Dopo le scale e i corridoi oggi sarà ridipinto l'androne

Viale Bligny è, a tutti gli effetti, una zona semi centrale di Milano, tra piazza XXIV Maggio e piazza Medaglie d'oro: al numero 42, però, è risaputo, si esce dalla città e si entra in un'altra realtà. Che ora sta provando a cambiare. Perché «Blignyquarantadue» (si chiama così anche su Facebook) per molti, troppi, significa solo malavita, droga e prostituzione. Realtà di tutti i giorni in uno stabile che conta circa 200 unità abitative per una densità di circa 500 persone, tra appartamenti vuoti e altri sovraffollati .

Da un anno a questa parte, però, l'energia positiva di un gruppo di abitanti sta cercando con sempre maggiore forza e (si spera) efficacia di cambiare le cose. Sono nate gallerie d'arte (Quintocortile), in uno degli appartamenti abita addirittura un docente della Bocconi, nonchè la presenza di giovani è sempre più intensa.

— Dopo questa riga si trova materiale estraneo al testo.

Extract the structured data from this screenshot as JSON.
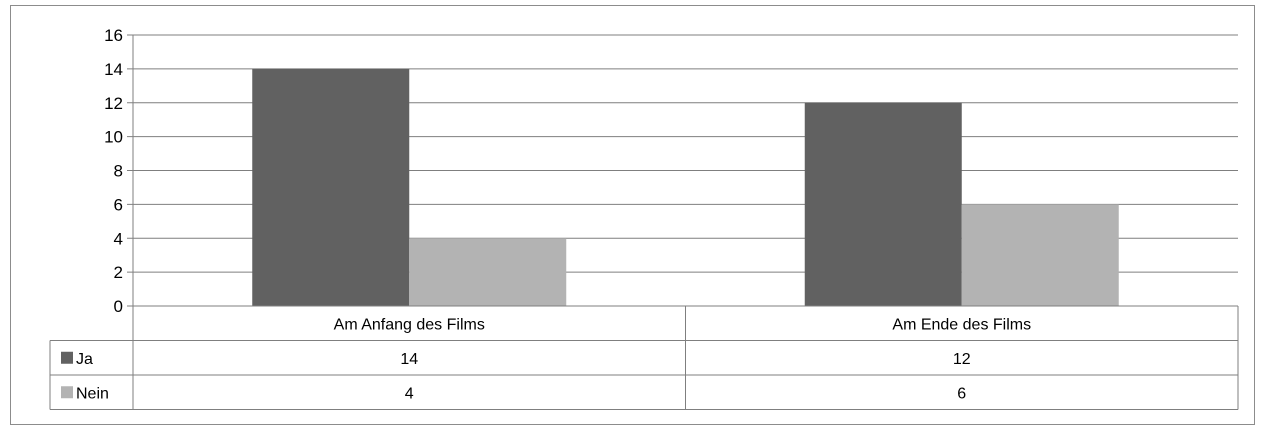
{
  "chart_data": {
    "type": "bar",
    "categories": [
      "Am Anfang des Films",
      "Am Ende des Films"
    ],
    "series": [
      {
        "name": "Ja",
        "values": [
          14,
          12
        ],
        "color": "#616161"
      },
      {
        "name": "Nein",
        "values": [
          4,
          6
        ],
        "color": "#b3b3b3"
      }
    ],
    "ylim": [
      0,
      16
    ],
    "yticks": [
      0,
      2,
      4,
      6,
      8,
      10,
      12,
      14,
      16
    ],
    "grid": true,
    "legend": "data-table-left",
    "title": "",
    "xlabel": "",
    "ylabel": ""
  }
}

«L'idea del Paint Day ci è venuta durante una delle riunioni online, per email, del nostro Comitato, ovvero una cinquantina tra proprietari e simpatizzanti che trovano soluzioni nuove per Blignyquarantadue» spiega Gianmarco Montecuccoli, 33 anni, appassionato di case in decadenza: ha iniziato a lavorare in via Gluck 14, lo stabile di Celentano. Non è un Comitato qualunque.

«Noi non ci troviamo tutti insieme - continua Gianmarco-, comunichiamo con mail e attraverso il cellulare ,che ormai possiedono tutti. Una di noi, Nausicaa, ha lanciato l'idea del Paint Day in una riunione proprio via mail: l'abbiamo appoggiata tutti subito. Abbiamo dipinto tutte le scale e anche i corridoi. Venerdì (oggi, ndr) faremo l'androne».

«Qui la situazione sta migliorando –- dicono alla Galleria d'arte Quintocortile -. Vogliamo continuare a credere in questo stabile». Comitato, artisti, galleristi. «Ci piacerebbe organizzare un evento al mese nel palazzo per far arrivare le persone qui, farlo vivere al meglio. La polizia, che viene da queste parti molto più spesso di un tempo, ci sta dando una mano in questo senso».